Farmers’ Market Flip Is the Antidote to Stress

Food Features Farmers' Market Flip
Farmers’ Market Flip Is the Antidote to Stress

The most fiery competition at my farmers market is the elbow to elbow battle for the choicest fruit. I hover with five grim faces over a pile of cherries, discarding the foamy and bruised, hoarding the taut fruit the shimmers with late spring. We are engaged in my favorite kind of competition: one where everyone respects each other, where we compete with skill and without barbs, where we nod and half smile and hand each other samples when the battle is over.

We’re not enemies. We’re just trying to bake a pie in a world gone mad.

It’s been an intense few months. A television fiend, I’ve exhausted all of my light TV options and have no space left in my heart for any programming that’s stressful or scary. I need a weird little half hour of joy. I need the thrill of competition, but at the level of a second grade field day. I need the gentle happiness of farmer’s market shopping.

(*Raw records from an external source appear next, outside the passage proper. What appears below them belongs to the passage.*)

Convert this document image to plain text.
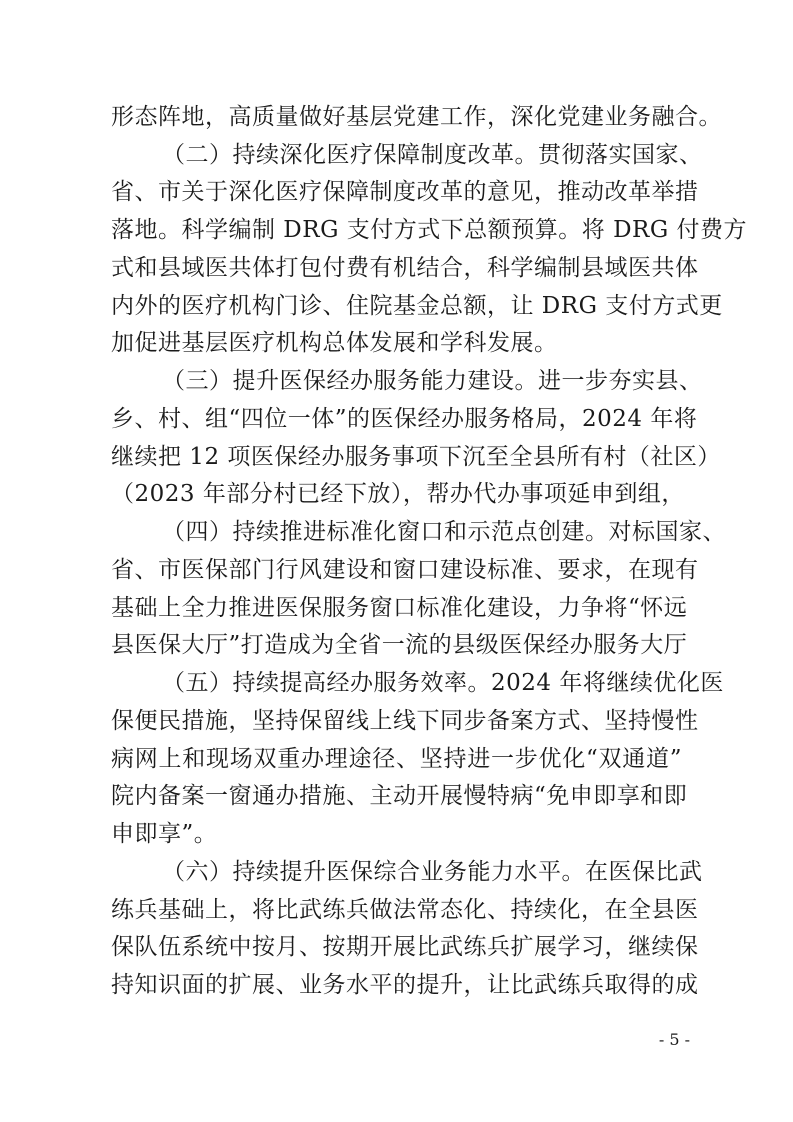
形态阵地，高质量做好基层党建工作，深化党建业务融合。
（二）持续深化医疗保障制度改革。贯彻落实国家、
省、市关于深化医疗保障制度改革的意见，推动改革举措
落地。科学编制 DRG 支付方式下总额预算。将 DRG 付费方
式和县域医共体打包付费有机结合，科学编制县域医共体
内外的医疗机构门诊、住院基金总额，让 DRG 支付方式更
加促进基层医疗机构总体发展和学科发展。
（三）提升医保经办服务能力建设。进一步夯实县、
乡、村、组“四位一体”的医保经办服务格局，2024 年将
继续把 12 项医保经办服务事项下沉至全县所有村（社区）
（2023 年部分村已经下放），帮办代办事项延申到组，
（四）持续推进标准化窗口和示范点创建。对标国家、
省、市医保部门行风建设和窗口建设标准、要求，在现有
基础上全力推进医保服务窗口标准化建设，力争将“怀远
县医保大厅”打造成为全省一流的县级医保经办服务大厅
（五）持续提高经办服务效率。2024 年将继续优化医
保便民措施，坚持保留线上线下同步备案方式、坚持慢性
病网上和现场双重办理途径、坚持进一步优化“双通道”
院内备案一窗通办措施、主动开展慢特病“免申即享和即
申即享”。
（六）持续提升医保综合业务能力水平。在医保比武
练兵基础上，将比武练兵做法常态化、持续化，在全县医
保队伍系统中按月、按期开展比武练兵扩展学习，继续保
持知识面的扩展、业务水平的提升，让比武练兵取得的成
- 5 -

I need the Cooking Channel’s new show, Farmers’ Market Flip.

When I first heard the title, I assumed that it would be the farmer’s market edition of one of those shows where they revamp a failing business. That kind of show involves tears, high stakes. Which is fun, sometimes, when your nerves aren’t frayed like old dental floss.

What’s more fun? Affable host Chef Jeff Mahin with his intense, staccato delivery, bringing great gravitas to sentences like “You will have to use … the avocado.”

Each episode pits two chef pairs against each other at a different Los Angeles farmers market. In Round One: Flavor of the Market, they invent dishes based on an ingredient that the market is famous for, in just 20 minutes. It’s all very Chopped-esque, except the results are judged by someone tied to the farmer’s market: Farmers, the owners of a stand, a mom and her small cauliflower-hating child. Flavor of the Market contains kitchen intensity, but kitchen intensity when the kitchen is running pretty smoothly. No one is yelling insults, but everyone is chopping vegetables like their lives depend on the quality of their julienne.

Round 2: Feed the Market releases both teams into the farmers market, where they tackle challenges like only being able to use three stands or having to incorporate a steamer. They look stressed! But you don’t have to worry, because they’re chefs and can probably figure out how to use a bamboo steamer!

What if you never had to worry about anything? What if the challenges of life boiled down to being limited to six farmer’s market stands, in peak season, in California where the produce is so gorgeous you could bite into a head of purple cabbage? Can you imagine? I can’t! But if you want to see this mini scenario play out in real life, watch episode three where the chefs race through the market and it’s totally fine.

The teams cook two dishes each, then serve them to a hungry farmers market crowd. There are lots of adorable children who take voting and snacks very seriously (me too), and dogs, and couples having mock fights about which dessert they liked better that end in laughter. I’m soothed.

More than once, the final results are separated by just one vote.

MORE THAN ONCE.

And the winners get $5,000 dollars which they use to support charities or fix their cars or take their kids on vacation. It is an amount of money where everyone who gets it is happy but no one is doing that thing where they cry a lot while clutching an amount of cash that will land them on a series of future reality shows. It’s all pretty relaxed. It usually ends in hugs.

If, like me, you always want people to get really excited and intense, then be happy and friendly, watch Episode 5 where there’s a kid judge and everyone has a lot of feelings about cauliflower. “I have to convince this little girl to like cauliflower, when she just told me she hates cauliflower!” says Chef Nicole. The competition says “I can’t imagine a better opponent to be going up against,” then compliments her cooking. When I’m sitting on my couch at the end of the day, these are the problems I would like to face.

Do you want to relax and look at beautiful farmers markets and gorgeous dishes and happy chefs? Do you need just enough adrenaline that you can’t turn away, but not so much that it depletes even an iota of your limited emotional energy? This is your show. You are a fan. Go forth and binge-watch.